Manage expectations wisely by taking advantage of trends
It could sound very naïve to question why the community dwellers did not publicly raise their concerns about the proposed solution. But to identify why most projects in poor communities never achieve their entire lifecycle, it is important to answer that question. First and foremost, recognise that most projects in poor communities are done to respond to wicked problems. As earlier pointed out, wicked problems are offshoots of wider societal issues like poverty. So, to get people’s attention, it is most likely that meetings will be incentivised. Soon, the attendees learn to look forward to the meeting not because of the new insight to be drawn but due to the incentives they expect. This is why it is often hard to adopt a preventive approach to managing environmental problems in most low-income countries.

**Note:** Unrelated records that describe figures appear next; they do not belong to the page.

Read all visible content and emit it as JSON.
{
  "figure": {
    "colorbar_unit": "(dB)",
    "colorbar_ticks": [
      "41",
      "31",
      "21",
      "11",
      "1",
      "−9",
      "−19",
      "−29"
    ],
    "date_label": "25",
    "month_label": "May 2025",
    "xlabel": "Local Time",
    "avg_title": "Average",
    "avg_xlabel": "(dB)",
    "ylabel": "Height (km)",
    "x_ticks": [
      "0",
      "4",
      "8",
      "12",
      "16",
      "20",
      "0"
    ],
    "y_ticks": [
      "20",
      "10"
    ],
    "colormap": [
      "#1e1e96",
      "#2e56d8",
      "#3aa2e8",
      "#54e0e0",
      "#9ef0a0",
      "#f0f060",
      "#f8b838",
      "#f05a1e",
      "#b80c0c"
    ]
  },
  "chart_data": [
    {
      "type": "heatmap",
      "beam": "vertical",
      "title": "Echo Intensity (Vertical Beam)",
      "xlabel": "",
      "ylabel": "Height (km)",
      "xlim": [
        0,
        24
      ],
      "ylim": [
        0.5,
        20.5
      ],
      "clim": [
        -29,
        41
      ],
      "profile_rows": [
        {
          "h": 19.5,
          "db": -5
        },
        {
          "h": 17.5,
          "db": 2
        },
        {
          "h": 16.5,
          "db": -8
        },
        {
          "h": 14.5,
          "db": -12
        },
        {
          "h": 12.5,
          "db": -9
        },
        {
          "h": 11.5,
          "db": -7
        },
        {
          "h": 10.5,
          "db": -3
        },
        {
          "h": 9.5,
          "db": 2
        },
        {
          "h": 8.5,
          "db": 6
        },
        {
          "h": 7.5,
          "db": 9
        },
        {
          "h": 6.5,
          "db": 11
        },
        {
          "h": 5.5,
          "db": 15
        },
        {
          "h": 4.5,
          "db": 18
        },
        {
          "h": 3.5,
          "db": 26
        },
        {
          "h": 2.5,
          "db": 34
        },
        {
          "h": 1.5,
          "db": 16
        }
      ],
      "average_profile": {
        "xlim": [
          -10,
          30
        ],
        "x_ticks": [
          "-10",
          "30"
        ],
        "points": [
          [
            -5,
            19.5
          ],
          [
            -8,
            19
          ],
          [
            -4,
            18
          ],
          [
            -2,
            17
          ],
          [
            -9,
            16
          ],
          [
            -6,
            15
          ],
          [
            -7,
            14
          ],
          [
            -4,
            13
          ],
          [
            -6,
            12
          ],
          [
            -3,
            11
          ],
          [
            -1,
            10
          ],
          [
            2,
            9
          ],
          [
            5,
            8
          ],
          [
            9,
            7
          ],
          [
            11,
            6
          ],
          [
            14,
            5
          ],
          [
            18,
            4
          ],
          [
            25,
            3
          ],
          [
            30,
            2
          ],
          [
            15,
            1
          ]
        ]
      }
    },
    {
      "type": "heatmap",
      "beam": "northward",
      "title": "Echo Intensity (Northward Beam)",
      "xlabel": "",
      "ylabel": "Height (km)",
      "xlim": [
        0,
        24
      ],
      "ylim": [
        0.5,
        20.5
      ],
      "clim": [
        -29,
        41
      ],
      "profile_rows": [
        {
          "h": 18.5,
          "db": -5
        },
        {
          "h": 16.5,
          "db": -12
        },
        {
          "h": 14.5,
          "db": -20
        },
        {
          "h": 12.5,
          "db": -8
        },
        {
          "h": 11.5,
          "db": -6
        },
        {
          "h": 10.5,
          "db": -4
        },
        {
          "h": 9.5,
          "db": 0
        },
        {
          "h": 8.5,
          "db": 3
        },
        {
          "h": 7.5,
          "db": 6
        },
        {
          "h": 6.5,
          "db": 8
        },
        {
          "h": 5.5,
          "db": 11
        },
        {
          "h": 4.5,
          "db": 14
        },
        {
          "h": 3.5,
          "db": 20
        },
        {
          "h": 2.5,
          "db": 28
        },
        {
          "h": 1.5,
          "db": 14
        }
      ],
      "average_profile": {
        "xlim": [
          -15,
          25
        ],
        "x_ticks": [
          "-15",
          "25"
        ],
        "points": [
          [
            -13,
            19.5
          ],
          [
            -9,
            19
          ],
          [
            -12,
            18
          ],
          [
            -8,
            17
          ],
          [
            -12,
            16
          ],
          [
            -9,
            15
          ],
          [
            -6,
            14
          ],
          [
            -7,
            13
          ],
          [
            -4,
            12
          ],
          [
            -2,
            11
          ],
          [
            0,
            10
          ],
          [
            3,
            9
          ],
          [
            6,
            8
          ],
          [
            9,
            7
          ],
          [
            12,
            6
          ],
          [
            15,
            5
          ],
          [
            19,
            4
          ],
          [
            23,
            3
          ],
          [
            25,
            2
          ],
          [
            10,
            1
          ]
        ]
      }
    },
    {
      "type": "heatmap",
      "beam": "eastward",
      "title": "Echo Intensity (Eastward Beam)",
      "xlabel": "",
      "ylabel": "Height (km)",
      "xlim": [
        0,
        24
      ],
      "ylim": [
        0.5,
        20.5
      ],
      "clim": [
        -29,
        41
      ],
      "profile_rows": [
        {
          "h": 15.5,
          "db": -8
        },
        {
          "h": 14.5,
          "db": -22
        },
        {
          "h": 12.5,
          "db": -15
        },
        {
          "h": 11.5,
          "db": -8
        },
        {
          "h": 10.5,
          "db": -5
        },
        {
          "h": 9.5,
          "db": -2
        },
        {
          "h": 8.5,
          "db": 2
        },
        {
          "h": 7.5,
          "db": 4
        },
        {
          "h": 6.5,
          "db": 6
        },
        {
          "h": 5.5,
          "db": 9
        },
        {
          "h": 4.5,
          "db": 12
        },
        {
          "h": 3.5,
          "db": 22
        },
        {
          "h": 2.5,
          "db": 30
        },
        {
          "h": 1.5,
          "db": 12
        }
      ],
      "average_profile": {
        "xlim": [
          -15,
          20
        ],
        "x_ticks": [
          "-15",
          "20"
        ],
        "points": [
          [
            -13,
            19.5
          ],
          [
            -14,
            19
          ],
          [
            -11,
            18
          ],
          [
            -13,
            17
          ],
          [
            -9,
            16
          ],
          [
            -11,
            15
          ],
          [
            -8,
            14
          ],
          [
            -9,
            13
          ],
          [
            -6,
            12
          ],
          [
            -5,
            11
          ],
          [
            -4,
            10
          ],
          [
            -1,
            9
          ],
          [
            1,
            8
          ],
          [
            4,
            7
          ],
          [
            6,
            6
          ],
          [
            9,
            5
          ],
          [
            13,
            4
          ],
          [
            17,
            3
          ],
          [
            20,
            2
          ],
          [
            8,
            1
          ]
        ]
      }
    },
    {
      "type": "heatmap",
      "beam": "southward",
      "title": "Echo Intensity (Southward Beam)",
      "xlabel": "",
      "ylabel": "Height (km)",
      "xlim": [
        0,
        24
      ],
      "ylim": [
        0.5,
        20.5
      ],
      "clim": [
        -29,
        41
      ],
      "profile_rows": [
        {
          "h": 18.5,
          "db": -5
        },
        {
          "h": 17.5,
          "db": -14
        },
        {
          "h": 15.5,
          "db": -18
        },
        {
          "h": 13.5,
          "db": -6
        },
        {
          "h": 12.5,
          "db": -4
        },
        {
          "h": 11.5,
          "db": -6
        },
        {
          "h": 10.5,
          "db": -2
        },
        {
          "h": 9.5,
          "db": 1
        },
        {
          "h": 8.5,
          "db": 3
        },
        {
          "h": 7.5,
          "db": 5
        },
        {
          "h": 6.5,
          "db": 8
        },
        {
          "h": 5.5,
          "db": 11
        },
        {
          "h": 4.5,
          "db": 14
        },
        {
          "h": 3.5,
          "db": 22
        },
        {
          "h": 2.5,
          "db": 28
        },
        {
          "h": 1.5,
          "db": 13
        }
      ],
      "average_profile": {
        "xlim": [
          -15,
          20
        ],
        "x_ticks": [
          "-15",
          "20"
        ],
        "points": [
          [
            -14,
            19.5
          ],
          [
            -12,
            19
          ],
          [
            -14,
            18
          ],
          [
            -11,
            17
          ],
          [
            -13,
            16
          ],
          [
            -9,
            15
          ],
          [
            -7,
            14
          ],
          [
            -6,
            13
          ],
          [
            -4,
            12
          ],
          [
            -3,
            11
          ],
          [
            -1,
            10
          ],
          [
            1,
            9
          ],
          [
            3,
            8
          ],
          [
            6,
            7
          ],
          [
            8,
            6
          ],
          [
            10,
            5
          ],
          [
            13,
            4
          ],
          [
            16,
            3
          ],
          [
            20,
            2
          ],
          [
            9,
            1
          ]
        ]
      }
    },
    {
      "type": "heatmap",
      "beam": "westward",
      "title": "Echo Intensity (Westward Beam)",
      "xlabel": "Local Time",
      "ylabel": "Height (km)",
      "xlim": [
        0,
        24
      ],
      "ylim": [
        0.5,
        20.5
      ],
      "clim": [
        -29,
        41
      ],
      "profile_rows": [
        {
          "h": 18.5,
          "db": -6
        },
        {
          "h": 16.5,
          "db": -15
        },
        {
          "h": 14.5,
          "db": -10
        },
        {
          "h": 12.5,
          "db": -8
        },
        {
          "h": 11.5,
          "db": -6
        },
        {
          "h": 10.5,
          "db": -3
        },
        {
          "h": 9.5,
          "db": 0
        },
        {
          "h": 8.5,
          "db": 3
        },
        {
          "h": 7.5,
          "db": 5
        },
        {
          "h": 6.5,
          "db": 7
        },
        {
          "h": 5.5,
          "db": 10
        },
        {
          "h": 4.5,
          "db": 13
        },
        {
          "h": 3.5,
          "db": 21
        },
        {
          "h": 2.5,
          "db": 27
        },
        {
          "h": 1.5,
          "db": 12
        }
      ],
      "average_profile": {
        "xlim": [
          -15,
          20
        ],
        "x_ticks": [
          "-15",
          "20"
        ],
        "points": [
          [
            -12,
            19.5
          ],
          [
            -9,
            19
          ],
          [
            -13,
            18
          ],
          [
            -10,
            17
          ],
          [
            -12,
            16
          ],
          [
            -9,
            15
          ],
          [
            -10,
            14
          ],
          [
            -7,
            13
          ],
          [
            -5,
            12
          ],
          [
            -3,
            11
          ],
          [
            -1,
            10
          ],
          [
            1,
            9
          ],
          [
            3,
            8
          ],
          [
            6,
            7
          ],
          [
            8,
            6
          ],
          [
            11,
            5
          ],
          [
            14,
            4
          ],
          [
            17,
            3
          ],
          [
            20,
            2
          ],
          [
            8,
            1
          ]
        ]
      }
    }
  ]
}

Nevertheless, deferring to launch a project till after a major catastrophe or humanitarian crises could cost many lives. I recommend a strategic approach to project launch like launching community-based projects when there is a clear trend to ride. This way, everyone shares the same urgency and sense of mission. Also, it would be much easier to get objective feedback and contribution to the project.
Conclusion
With climate change now a hot topic in the public policy arena, more sustainability projects targeting poor communities are expected. These projects will fail not because of technical know-how or project cost. They would mostly fail due to a lack of an understanding of the social dynamics of the community where the project will be sited or executed. It is, therefore, important for decision-makers to prioritize social issues at the early stages of the project. I expect these five steps to help you propose and execute projects that would have wide social acceptance.